Frye, a Democrat, said she will go back to work on San Diego's problems on the city council where she has often been a lone dissenter and a fierce advocate for open government.

"We need to come together, we need to unite and we need to work together," Frye told supporters as she conceded.

Frye, 53, who owns a surf shop and is married to the legendary surfer Skip Frye, was almost elected mayor in November 2004 in a write-in bid that garnered her 34 percent of the vote in a disputed contest. She lost to Republican Dick Murphy only after a judge refused to allow more than 5,500 ballots on which voters wrote her name but failed to darken the adjoining bubble.

Murphy resigned in July — only seven months into his second term — after failing to tackle the pension mess.

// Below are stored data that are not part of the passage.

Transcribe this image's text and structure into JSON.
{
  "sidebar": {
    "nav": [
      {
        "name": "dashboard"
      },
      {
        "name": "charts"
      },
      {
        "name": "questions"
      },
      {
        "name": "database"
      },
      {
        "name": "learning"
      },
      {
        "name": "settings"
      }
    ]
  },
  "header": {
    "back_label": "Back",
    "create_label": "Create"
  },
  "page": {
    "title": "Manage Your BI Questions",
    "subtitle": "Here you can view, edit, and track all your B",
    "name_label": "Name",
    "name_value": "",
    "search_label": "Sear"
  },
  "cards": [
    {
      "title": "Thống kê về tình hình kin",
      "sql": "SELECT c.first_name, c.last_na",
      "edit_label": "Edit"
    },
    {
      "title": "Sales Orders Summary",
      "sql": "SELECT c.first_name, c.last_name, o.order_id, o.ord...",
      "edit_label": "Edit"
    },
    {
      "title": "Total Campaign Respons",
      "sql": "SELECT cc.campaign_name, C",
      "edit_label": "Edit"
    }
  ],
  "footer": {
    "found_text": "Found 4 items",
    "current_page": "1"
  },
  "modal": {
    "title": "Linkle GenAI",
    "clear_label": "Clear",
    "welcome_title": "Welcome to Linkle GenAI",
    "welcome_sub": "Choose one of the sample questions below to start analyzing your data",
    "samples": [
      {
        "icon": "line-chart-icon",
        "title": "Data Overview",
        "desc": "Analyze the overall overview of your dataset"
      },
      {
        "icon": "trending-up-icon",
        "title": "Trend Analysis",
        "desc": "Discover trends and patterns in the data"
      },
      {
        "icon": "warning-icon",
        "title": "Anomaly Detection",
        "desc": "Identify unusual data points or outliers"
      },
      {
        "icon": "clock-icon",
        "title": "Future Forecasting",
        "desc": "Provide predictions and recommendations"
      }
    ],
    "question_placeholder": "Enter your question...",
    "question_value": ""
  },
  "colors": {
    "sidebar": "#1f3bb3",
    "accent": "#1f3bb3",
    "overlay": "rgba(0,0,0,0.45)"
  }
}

Frye finished first in the July primary with 43 percent of the vote, short of the majority needed to avoid a runoff. Sanders finished second with 27 percent and Steve Francis, a Republican businessman who quickly endorsed Sanders, captured 24 percent.

Frye began her political career with the support of San Diego's surfing community became more polished in recent months, replacing her familiar hairstyle parted straight down the middle with a dyed haircut she calls a "mayor-do." She may have hurt her chances by suggesting she might ask voters in tax-averse San Diego to approve a half-cent sales tax increase. Frye also spent much of her campaign trying to dispel her image as a lightweight surfer chick.

Voters also cast ballots in two council districts to choose replacements for Michael Zucchet and Ralph Inzunza, who were convicted in July on federal corruption charges. They are due to be sentenced Thursday.